According to the ATO, the Common Reporting Standard (CRS) is the single global standard for the collection, reporting and exchange of financial account information on foreign tax residents.
The ATO will also receive financial account information on Australian residents from other countries’ tax authorities in a bid to ensure Australians with offshore accounts are complying with Australian tax law.
While the CRS legislation came into effect on 1 July 2017, the first reports are due to the ATO on 31 July 2018.
For the first CRS reporting period, where reports are due to the ATO on 31 July 2018, the report data is for the six months from 1 July 2017 to 31 December 2017. Later reports will cover the full calendar year.

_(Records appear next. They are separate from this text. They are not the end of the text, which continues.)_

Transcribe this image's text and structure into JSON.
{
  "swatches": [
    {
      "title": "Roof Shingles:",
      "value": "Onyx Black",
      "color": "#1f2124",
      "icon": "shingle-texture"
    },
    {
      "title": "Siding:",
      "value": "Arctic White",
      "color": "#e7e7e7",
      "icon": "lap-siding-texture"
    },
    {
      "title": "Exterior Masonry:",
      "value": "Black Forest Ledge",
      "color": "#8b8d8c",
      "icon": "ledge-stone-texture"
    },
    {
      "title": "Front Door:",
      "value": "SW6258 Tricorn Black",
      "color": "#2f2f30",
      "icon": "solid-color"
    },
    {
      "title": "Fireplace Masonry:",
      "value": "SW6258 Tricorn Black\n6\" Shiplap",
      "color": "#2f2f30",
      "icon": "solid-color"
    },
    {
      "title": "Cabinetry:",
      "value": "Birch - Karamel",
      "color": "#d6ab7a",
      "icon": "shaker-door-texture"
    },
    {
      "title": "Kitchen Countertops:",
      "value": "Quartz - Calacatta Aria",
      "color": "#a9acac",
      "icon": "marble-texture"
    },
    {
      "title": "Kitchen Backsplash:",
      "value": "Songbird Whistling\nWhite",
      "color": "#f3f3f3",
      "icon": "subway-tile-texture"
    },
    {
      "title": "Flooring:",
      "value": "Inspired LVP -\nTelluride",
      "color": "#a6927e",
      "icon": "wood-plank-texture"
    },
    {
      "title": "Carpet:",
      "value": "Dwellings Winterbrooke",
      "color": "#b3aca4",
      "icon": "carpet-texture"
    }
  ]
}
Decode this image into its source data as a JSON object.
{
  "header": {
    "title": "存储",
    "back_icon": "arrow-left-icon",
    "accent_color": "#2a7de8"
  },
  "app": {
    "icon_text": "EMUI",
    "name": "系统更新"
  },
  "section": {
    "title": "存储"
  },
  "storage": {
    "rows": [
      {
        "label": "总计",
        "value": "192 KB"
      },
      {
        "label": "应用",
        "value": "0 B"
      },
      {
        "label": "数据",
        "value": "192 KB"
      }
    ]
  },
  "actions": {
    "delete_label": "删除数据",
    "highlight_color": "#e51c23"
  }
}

HLB Mann Judd director Daryl Jones said business owners need to be aware of the significant penalties involved in making false or misleading disclosures.
“Since August 2017, Australia has implemented exchange agreements with 51 foreign jurisdictions including many low or no tax jurisdictions such as Isle of Man, Liechtenstein and Luxembourg,” said Mr Jones.
“Any Australian resident who receives income overseas, or non-residents receiving Australian income, should ensure they are fully reporting such income to the local tax authorities to avoid potential penalties.
“Making a false or misleading statement gives rise to a penalty of between 25 per cent and 75 per cent of the amount of under paid tax, depending of the seriousness of the non-disclosure.”
Mr Jones added: “As the CRS provides the ATO with a powerful data matching tool, Australian resident taxpayers should ensure that details provided to any foreign financial institutions are correct and kept up to date. All foreign income should be declared in income tax returns to avoid penalties and interest.”
Tax data sharing between jurisdictions has been high on the agenda for tax authorities as they tighten the screws on tax evasion.